The agency will work with CT Consultants, a civil engineering firm, to develop recommendations to “improve the aesthetics and function” of the corridor to provide the communities with a foundation they can use to collaboratively “build a better Belmont,” Mondok said.
CT will advise both communities for whatever aspects Eastgate – which will focus on transportation — doesn’t do, said Christopher Kogelnik, CT regional manager.
“If there is work for planning that needs to be done for taking the overhead electric and lowering it, or prescribing the zoning that sets for the needed land development for commercial development, then those are a couple of our roles there,” he said. CT also would serve as the engineering firm for the improvements that are recommended.
The recommendations will include larger scale projects that might be incorporated into the region’s long-range transportation plan, as well as mid-sized or smaller projects for which funding can be more readily obtained, Mondok said.
“All of these are just us coming up with ideas and setting the groundwork for our local communities so they can make the decision to take those ideas a step further, and maybe chase funding and actually put those projects on the ground,” he said.
“What we’re looking for is a lot of visual improvements,” Clebone added. “We’re trying to make it more pedestrian-oriented. We want to make it so motorists want to stop in Liberty and they want to continue into Youngstown because this is the gateway to the region.”
Brown would like to see more consistent aesthetics, zoning and even lighting along the corridor. “We can’t just think about today,” he said, but about “2020 and beyond.”
“This has been a dream of mine for quite some time,” remarked Third Ward Councilman Nate Pinkard. He called the project a “perfect example of communities working together” and was particularly pleased that it crossed county lines.

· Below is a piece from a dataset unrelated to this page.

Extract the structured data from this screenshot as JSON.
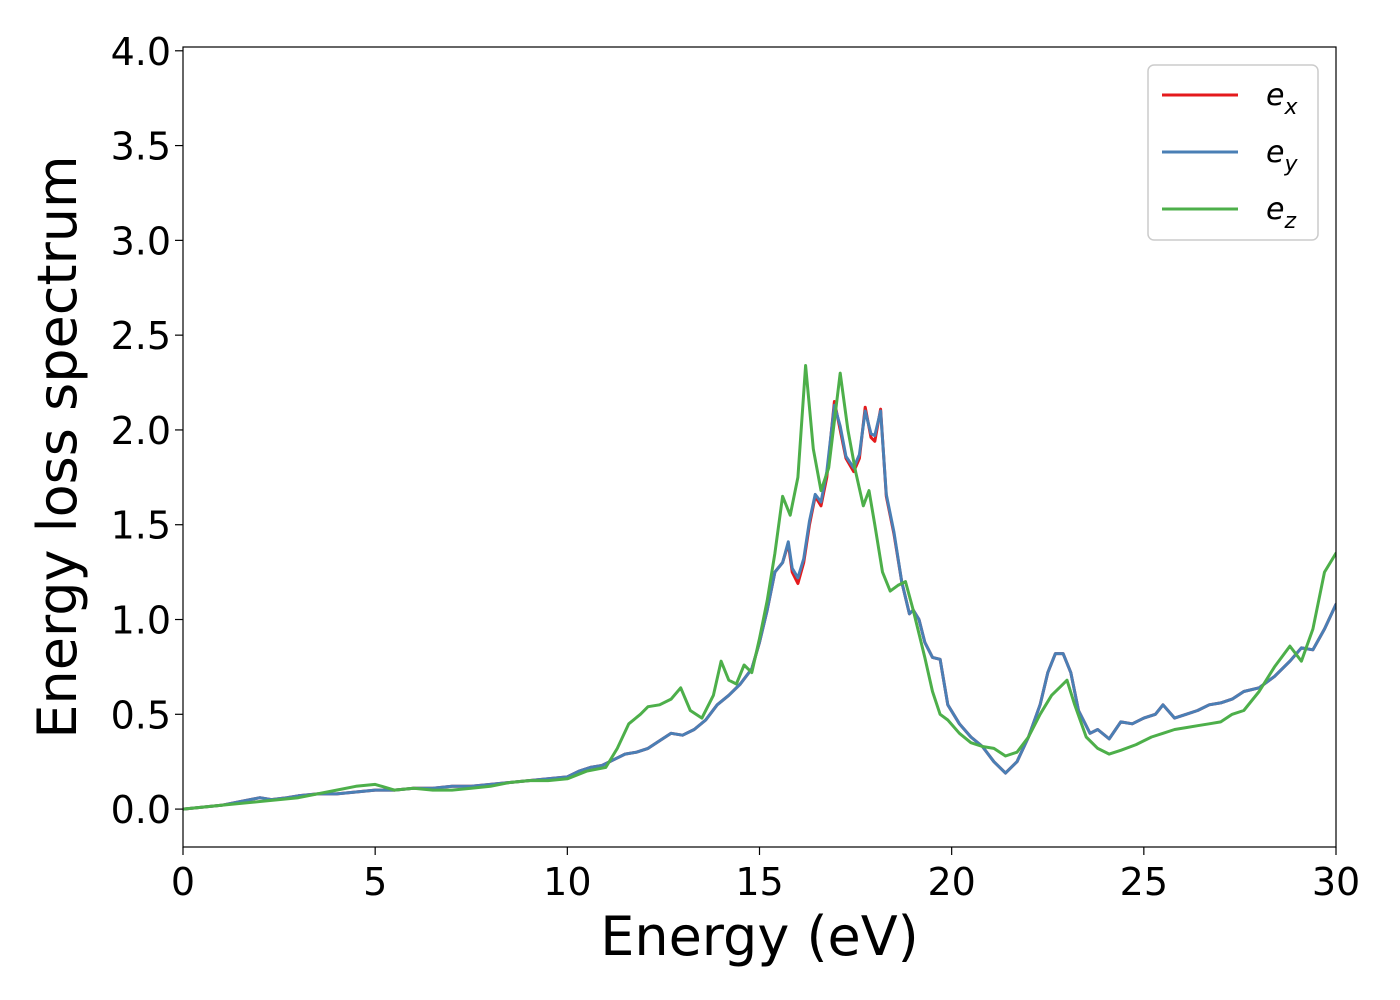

Work will begin July 1, the beginning of Eastgate’s fiscal year, although preliminary work is underway to allow the agency to “hit the ground running,” Mondok said. The Belmont Avenue study should take eight months to a year. He did not cite a cost for the initiative, which will be undertaken with Eastgate’s existing resources.
The mayor said he would like to see similar studies undertaken with city corridors including Mahoning Avenue, Market Street and Glenwood Avenue.
Many communities want comprehensive plans but lack the staff time or resources to commit to such work, Mondok said. It also is a “huge undertaking” that even Eastgate lacks the capacity to do.
“Corridor planning is just as important. It gets at the same issues and it’s something we have the ability to help out local communities with,” he said.
Pictured: Liberty Township trustee Arnold Clebone, Youngstown Mayor Jamael Tito Brown, Youngstown First Ward councilman Julius Oliver, Youngstown Third Ward councilman Nate Pinkard, Dawn Turnage, Samantha Turner at the announcement of the Belmont Avenue corridor study.